Russia looks prepared

What is happening has and will have a huge impact on various processes in the world – after all, oil is and will remain the world’s main raw material. For many oil producers, this situation will mean tightening their belts. This is likely to mean the same for Russia, which needs an oil price of around $ 40 a barrel (to keep its budget balanced). In general, it can be said that Russia is much better prepared for a price war this time. Thus, some argue that Russia may be able to live with oil prices of $ 30 to $ 40 a barrel in the corridor for even a few years and wait for low prices to unprepared for all black gold miners with higher barrel costs.
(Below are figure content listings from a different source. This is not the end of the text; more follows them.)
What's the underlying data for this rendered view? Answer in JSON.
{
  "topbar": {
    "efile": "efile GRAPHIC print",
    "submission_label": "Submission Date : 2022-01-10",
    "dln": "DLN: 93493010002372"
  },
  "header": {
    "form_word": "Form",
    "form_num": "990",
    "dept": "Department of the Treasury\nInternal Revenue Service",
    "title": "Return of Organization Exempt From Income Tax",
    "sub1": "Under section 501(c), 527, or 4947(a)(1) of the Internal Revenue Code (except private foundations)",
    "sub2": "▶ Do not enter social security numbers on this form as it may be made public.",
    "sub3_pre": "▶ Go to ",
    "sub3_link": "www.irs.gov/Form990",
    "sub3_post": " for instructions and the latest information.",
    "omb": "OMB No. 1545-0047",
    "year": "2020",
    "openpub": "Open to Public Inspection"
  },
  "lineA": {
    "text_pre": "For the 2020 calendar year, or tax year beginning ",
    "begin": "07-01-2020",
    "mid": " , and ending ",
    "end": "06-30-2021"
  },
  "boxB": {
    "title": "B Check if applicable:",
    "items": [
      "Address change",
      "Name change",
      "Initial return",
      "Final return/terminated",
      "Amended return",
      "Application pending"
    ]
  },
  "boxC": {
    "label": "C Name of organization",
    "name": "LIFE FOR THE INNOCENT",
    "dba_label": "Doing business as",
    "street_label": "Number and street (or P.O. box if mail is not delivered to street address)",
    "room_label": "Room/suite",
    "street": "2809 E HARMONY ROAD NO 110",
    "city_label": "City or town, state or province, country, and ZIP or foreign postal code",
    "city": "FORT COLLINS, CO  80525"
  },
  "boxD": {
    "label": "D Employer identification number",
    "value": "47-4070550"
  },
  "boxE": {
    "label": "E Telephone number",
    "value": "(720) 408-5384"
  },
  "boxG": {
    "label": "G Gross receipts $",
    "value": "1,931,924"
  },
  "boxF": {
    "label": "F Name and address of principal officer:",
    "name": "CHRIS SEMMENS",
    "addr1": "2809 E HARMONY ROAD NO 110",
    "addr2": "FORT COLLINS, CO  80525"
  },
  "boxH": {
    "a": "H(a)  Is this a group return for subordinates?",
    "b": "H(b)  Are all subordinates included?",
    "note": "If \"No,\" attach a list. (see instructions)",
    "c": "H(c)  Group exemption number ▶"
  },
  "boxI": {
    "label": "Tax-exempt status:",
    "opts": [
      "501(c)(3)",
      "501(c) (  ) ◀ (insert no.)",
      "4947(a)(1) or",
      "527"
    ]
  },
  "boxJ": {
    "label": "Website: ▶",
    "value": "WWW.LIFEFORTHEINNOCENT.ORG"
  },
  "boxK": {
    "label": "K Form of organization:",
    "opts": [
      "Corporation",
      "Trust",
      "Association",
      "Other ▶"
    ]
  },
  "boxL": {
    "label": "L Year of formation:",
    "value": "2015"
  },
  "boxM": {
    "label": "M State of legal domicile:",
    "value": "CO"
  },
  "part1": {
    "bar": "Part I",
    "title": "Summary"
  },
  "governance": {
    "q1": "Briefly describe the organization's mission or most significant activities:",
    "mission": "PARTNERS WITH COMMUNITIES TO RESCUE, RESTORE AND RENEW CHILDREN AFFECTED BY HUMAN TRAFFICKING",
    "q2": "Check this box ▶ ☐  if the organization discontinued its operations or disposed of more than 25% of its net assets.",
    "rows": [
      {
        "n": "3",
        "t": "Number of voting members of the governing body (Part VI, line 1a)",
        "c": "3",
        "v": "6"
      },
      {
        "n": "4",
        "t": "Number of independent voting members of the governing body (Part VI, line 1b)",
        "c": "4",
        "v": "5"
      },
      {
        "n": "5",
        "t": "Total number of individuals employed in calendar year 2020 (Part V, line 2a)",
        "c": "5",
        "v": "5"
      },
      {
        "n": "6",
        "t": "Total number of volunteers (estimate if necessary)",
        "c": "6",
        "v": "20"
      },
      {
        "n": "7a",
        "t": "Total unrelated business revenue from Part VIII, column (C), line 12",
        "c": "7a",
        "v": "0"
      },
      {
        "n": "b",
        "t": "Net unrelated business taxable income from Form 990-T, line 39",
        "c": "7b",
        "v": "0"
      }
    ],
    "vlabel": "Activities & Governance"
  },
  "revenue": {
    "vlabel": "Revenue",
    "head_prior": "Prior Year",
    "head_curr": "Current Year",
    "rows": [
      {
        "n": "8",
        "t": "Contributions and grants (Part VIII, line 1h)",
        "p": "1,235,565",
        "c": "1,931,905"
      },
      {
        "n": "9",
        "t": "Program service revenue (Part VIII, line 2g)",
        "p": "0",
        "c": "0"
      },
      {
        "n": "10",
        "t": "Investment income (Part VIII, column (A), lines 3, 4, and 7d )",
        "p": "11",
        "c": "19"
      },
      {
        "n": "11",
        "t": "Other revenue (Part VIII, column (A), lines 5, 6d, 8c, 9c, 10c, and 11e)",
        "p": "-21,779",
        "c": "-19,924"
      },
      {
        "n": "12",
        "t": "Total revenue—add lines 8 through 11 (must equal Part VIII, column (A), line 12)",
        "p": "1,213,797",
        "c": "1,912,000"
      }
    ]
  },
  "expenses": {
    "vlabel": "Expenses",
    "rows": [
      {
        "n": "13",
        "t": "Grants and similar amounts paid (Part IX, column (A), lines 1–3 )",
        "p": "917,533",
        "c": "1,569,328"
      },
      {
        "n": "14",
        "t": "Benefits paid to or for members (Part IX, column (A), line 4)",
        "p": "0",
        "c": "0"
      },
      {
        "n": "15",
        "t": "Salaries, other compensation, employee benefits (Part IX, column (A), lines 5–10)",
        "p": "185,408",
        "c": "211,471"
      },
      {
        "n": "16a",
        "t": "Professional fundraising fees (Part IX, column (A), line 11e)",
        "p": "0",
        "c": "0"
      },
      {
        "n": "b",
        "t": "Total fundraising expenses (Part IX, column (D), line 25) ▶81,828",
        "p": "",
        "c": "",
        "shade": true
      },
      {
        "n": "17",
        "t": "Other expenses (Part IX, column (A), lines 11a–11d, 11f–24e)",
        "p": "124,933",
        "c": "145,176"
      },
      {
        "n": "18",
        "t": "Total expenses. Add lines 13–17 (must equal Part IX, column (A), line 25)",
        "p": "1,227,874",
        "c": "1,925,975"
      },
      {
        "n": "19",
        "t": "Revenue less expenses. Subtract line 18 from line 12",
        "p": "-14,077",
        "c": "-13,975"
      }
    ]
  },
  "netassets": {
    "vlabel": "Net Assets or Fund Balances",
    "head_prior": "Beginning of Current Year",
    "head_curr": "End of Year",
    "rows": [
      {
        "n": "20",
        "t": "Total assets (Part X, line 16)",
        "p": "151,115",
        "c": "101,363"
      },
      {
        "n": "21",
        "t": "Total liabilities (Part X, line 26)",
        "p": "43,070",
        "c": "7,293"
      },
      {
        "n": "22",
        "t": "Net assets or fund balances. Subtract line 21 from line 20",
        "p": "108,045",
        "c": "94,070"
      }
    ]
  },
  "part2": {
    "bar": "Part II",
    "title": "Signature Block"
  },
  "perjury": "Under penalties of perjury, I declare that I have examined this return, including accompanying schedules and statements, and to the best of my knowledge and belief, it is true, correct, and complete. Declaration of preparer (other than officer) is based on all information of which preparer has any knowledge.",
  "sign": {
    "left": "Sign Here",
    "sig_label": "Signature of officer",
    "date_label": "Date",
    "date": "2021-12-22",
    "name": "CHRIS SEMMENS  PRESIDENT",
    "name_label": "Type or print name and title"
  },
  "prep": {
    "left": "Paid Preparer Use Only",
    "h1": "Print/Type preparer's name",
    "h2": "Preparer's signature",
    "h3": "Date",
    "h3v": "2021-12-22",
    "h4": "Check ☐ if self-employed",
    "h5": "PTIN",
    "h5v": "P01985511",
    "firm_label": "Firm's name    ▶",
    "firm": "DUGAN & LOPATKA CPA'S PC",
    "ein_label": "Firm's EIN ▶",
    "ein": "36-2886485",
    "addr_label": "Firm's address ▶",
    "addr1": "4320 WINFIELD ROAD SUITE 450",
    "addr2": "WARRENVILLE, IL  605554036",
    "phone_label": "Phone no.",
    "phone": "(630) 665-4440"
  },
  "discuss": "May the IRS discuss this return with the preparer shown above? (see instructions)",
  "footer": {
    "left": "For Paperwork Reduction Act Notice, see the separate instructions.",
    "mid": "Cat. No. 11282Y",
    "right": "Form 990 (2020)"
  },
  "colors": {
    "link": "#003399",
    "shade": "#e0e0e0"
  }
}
For example, it may cause some problems for the US shale oil industry at some point.

Saudi Arabia, on the other hand, needs an oil price of around $ 80-90 a barrel to keep its budget balanced. This is despite the fact that the cost of extracting oil for one country is only three US dollars, writes the financial news portal Barron’s. In any case, the cheaper the oil, the longer the phenomenon, the greater the likelihood of crisis and even unrest in many of these countries.

Will all OPEC break down?

First of all, the relatively new formation OPEC + has been lost for the time being. However, it is believed that no particularly good scenarios await the whole of OPEC as a formation in the future. In essence, the potential for additional oil supply has grown rapidly and, while one country commits to extract less oil, the other is pumping more and gaining market share. Lately, this seems to have been the fate of OPEC. As long as the cartel tries to withhold oil and hold a much higher price, it threatens to lose market share. In addition, there have been occasional judgments that OPEC countries themselves should be seen as competitors who, under certain circumstances, may resume open competition for markets rather than pursue a common strategy.

Thus, in recent years, there has been repeated talk of the collapse or even potential collapse of this oil exporter formation. OPEC’s cooperation with Russia (in order to give more weight to their overall decisions in the oil market) was not to the liking of all the cartel members themselves. This situation has, for example, given other OPEC countries additional reason to believe that their views are becoming less important. As early as the end of 2018, Qatar announced that it would leave the OPEC group after 60 years of participation. State officials at the time suggested that Russia’s cooperation with OPEC was another signal that it no longer needed the cartel.

The history of OPEC’s quota reduction decisions is not flattered by history either. Back in 1979, OPEC countries accounted for more than 50% of world oil consumption (now a third). In 1980, the cartel reduced its quotas for mining gold in order to balance the situation on the oil market. The resulting vacuum in the oil market was rapidly filled by black gold from the North Sea and Alaskan oil fields, and OPEC began to lose market share.